Страница 25 из 139
Савва Иванович тоже времени зря не терял, побывал у художников, договорился о занятиях в академии Джиджи.
— Не боги горшки обжигают. Хочу лепить, как Антокольский, — сказал он, смеясь, но Елизавета Григорьевна в его нарочитой веселости уловила детский холодок надежды, он не стал лукавить: — Лиза, мы можем полгода пожить среди прекрасного, среди великого. Но я так устроен: у меня все пролетит мимо глаз и ушей, если я не испытаю себя, не пощупаю это прекрасное, это великое руками, не примерю сию тогу. Пусть она не по мне, хоть тяжесть ее изведаю.

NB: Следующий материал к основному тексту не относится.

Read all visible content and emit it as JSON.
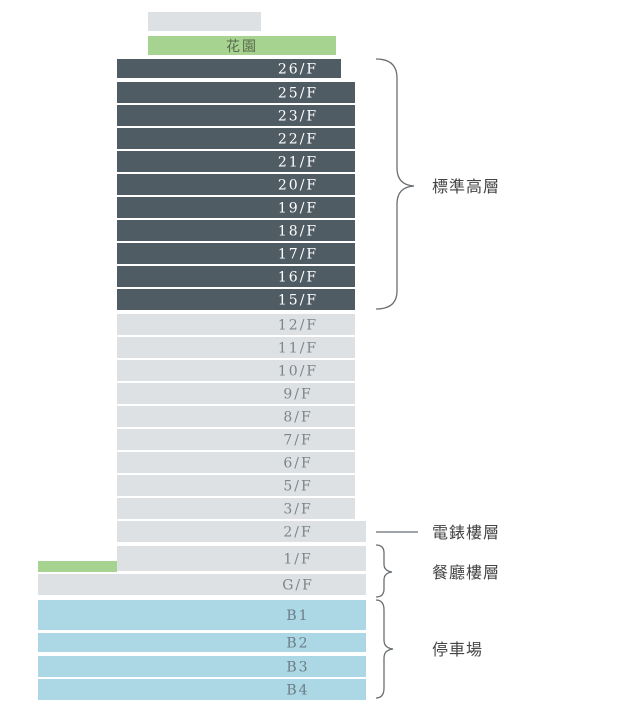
{
  "colors": {
    "high_floor": "#505c64",
    "standard": "#dde1e3",
    "garden": "#a6d38f",
    "basement": "#acd8e6",
    "high_text": "#ffffff",
    "standard_text": "#7d858a",
    "basement_text": "#6d7c84",
    "garden_text": "#5a6a4c",
    "bracket": "#6a6f73"
  },
  "roof": {
    "label": ""
  },
  "garden": {
    "label": "花園"
  },
  "floors": [
    {
      "label": "26/F",
      "zone": "high"
    },
    {
      "label": "25/F",
      "zone": "high"
    },
    {
      "label": "23/F",
      "zone": "high"
    },
    {
      "label": "22/F",
      "zone": "high"
    },
    {
      "label": "21/F",
      "zone": "high"
    },
    {
      "label": "20/F",
      "zone": "high"
    },
    {
      "label": "19/F",
      "zone": "high"
    },
    {
      "label": "18/F",
      "zone": "high"
    },
    {
      "label": "17/F",
      "zone": "high"
    },
    {
      "label": "16/F",
      "zone": "high"
    },
    {
      "label": "15/F",
      "zone": "high"
    },
    {
      "label": "12/F",
      "zone": "standard"
    },
    {
      "label": "11/F",
      "zone": "standard"
    },
    {
      "label": "10/F",
      "zone": "standard"
    },
    {
      "label": "9/F",
      "zone": "standard"
    },
    {
      "label": "8/F",
      "zone": "standard"
    },
    {
      "label": "7/F",
      "zone": "standard"
    },
    {
      "label": "6/F",
      "zone": "standard"
    },
    {
      "label": "5/F",
      "zone": "standard"
    },
    {
      "label": "3/F",
      "zone": "standard"
    },
    {
      "label": "2/F",
      "zone": "standard"
    },
    {
      "label": "1/F",
      "zone": "standard"
    },
    {
      "label": "G/F",
      "zone": "standard"
    },
    {
      "label": "B1",
      "zone": "basement"
    },
    {
      "label": "B2",
      "zone": "basement"
    },
    {
      "label": "B3",
      "zone": "basement"
    },
    {
      "label": "B4",
      "zone": "basement"
    }
  ],
  "annotations": {
    "standard_high": "標準高層",
    "lift_lobby": "電錶樓層",
    "restaurant": "餐廳樓層",
    "parking": "停車場"
  }
}
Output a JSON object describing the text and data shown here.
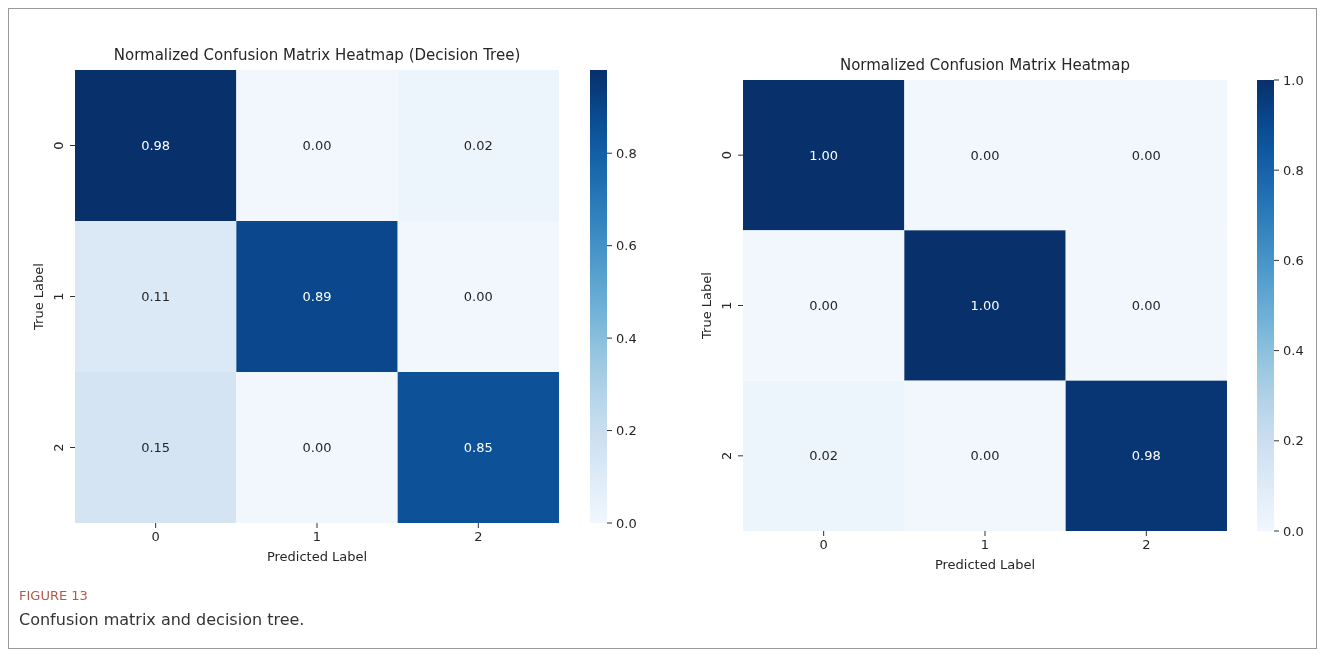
{
  "chart_data": [
    {
      "type": "heatmap",
      "title": "Normalized Confusion Matrix Heatmap (Decision Tree)",
      "xlabel": "Predicted Label",
      "ylabel": "True Label",
      "categories": [
        "0",
        "1",
        "2"
      ],
      "y_categories": [
        "0",
        "1",
        "2"
      ],
      "cells": [
        [
          0.98,
          0.0,
          0.02
        ],
        [
          0.11,
          0.89,
          0.0
        ],
        [
          0.15,
          0.0,
          0.85
        ]
      ],
      "cell_labels": [
        [
          "0.98",
          "0.00",
          "0.02"
        ],
        [
          "0.11",
          "0.89",
          "0.00"
        ],
        [
          "0.15",
          "0.00",
          "0.85"
        ]
      ],
      "data_labels": true,
      "clim": [
        0,
        0.98
      ],
      "cticks": [
        {
          "value": 0,
          "label": "0.0"
        },
        {
          "value": 0.2,
          "label": "0.2"
        },
        {
          "value": 0.4,
          "label": "0.4"
        },
        {
          "value": 0.6,
          "label": "0.6"
        },
        {
          "value": 0.8,
          "label": "0.8"
        }
      ],
      "annotations": [
        "FIGURE 13",
        "Confusion matrix and decision tree."
      ]
    },
    {
      "type": "heatmap",
      "title": "Normalized Confusion Matrix Heatmap",
      "xlabel": "Predicted Label",
      "ylabel": "True Label",
      "categories": [
        "0",
        "1",
        "2"
      ],
      "y_categories": [
        "0",
        "1",
        "2"
      ],
      "cells": [
        [
          1.0,
          0.0,
          0.0
        ],
        [
          0.0,
          1.0,
          0.0
        ],
        [
          0.02,
          0.0,
          0.98
        ]
      ],
      "cell_labels": [
        [
          "1.00",
          "0.00",
          "0.00"
        ],
        [
          "0.00",
          "1.00",
          "0.00"
        ],
        [
          "0.02",
          "0.00",
          "0.98"
        ]
      ],
      "data_labels": true,
      "clim": [
        0,
        1
      ],
      "cticks": [
        {
          "value": 0,
          "label": "0.0"
        },
        {
          "value": 0.2,
          "label": "0.2"
        },
        {
          "value": 0.4,
          "label": "0.4"
        },
        {
          "value": 0.6,
          "label": "0.6"
        },
        {
          "value": 0.8,
          "label": "0.8"
        },
        {
          "value": 1,
          "label": "1.0"
        }
      ]
    }
  ]
}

— Я рада за тебя, — только и сказала Елизавета Григорьевна.
— Ах, Лиза! Ведь так хочется жить умно, для души, для сердца. Шпалы и рельсы подождут. Старик Чижов ворчал на меня, но он сам изведал тягу к искусству. Благословил так задушевно, что отец перед глазами встал… Вот увидишь, Лиза, я когда-нибудь вылеплю бюст Ивана Федоровича. И ты его узнаешь.

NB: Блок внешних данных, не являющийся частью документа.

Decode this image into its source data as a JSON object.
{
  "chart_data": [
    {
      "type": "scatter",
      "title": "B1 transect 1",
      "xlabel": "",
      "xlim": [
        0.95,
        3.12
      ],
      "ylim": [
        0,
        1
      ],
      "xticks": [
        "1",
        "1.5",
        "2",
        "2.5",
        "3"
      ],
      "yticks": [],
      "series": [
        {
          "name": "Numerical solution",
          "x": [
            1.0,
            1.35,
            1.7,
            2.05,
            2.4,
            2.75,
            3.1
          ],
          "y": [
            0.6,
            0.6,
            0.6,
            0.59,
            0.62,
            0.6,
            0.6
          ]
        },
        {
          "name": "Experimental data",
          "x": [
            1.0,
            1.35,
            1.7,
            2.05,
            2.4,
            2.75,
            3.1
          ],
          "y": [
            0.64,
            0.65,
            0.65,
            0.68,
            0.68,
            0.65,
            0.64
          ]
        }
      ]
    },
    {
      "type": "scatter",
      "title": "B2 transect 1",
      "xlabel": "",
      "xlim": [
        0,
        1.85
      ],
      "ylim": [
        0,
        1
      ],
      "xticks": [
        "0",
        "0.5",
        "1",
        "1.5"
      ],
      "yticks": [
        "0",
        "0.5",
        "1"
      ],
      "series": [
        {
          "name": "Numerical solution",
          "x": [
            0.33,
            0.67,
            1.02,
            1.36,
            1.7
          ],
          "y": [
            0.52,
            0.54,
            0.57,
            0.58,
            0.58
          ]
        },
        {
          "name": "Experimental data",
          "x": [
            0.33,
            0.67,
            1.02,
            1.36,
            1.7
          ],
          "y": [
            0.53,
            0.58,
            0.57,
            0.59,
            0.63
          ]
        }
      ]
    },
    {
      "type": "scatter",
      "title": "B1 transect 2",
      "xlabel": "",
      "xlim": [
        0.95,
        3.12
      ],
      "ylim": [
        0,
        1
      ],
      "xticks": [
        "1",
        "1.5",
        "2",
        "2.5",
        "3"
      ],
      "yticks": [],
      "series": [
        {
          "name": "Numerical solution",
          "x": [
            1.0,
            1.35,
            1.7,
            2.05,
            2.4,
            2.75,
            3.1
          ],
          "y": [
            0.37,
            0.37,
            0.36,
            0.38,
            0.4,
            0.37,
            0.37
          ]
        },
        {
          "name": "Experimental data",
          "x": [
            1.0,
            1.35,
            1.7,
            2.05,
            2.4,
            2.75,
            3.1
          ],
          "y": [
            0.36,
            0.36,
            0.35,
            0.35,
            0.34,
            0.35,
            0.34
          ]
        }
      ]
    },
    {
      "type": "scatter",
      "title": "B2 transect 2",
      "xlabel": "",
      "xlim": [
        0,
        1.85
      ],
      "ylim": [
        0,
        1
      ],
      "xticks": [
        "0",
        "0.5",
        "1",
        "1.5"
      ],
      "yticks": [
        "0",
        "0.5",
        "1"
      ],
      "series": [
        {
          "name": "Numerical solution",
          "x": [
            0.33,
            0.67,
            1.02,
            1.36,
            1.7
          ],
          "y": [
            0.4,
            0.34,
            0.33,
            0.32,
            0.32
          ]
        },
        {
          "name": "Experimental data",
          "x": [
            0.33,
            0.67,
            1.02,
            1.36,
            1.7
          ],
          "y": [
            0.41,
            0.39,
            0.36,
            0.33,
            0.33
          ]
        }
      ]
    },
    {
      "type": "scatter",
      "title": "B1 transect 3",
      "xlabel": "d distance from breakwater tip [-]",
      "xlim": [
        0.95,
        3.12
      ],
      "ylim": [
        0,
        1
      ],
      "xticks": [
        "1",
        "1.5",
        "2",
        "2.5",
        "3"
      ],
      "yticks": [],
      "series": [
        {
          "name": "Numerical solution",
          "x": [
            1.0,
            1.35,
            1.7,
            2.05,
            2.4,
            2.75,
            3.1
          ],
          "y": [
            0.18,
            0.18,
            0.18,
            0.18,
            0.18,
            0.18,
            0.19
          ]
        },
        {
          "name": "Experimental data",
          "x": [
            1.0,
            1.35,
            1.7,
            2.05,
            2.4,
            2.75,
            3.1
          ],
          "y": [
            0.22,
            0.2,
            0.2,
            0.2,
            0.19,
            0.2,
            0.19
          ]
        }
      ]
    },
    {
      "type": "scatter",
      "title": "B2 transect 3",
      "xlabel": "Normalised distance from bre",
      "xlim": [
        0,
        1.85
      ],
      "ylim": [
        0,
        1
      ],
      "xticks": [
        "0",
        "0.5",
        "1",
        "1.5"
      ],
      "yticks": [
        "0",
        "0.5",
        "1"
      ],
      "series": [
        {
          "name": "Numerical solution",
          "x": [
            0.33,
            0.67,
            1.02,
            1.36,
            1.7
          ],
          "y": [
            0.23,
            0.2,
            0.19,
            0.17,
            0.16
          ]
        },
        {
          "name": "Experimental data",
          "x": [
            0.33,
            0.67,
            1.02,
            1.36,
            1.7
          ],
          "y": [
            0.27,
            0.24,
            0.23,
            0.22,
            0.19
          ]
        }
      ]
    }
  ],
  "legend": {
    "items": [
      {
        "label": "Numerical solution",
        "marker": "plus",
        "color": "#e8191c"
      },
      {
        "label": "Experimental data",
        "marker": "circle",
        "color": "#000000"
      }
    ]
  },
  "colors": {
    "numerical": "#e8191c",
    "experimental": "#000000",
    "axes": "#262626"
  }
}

Распорядок жизни завели строгий. Утром дети отправлялись с нянями, с гувернанткой, с Аниной в сад. Взрослые — осматривать памятники, художественные сокровища Ватикана.

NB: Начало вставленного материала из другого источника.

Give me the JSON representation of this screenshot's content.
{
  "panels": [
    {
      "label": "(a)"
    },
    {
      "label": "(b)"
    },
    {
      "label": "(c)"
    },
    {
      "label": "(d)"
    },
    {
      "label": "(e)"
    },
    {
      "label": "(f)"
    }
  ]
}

После трех часов дня ехали за город. Елизавета Григорьевна записала в «Дневнике»: «Нигде так сильно не чувствуешь себя затерянным в пространстве и времени, хотя здесь собственная жизнь кажется такою маленькой, ничтожной, но все-таки частицей общей жизни — истории. Чувствуешь, что все пережитое на этой почве вложило в тебя свою частицу… Всюду торчат развалины разных эпох, под землею таятся сокровища духа, там долго таилась Идея, осветившая и осмыслившая всем нам жизнь».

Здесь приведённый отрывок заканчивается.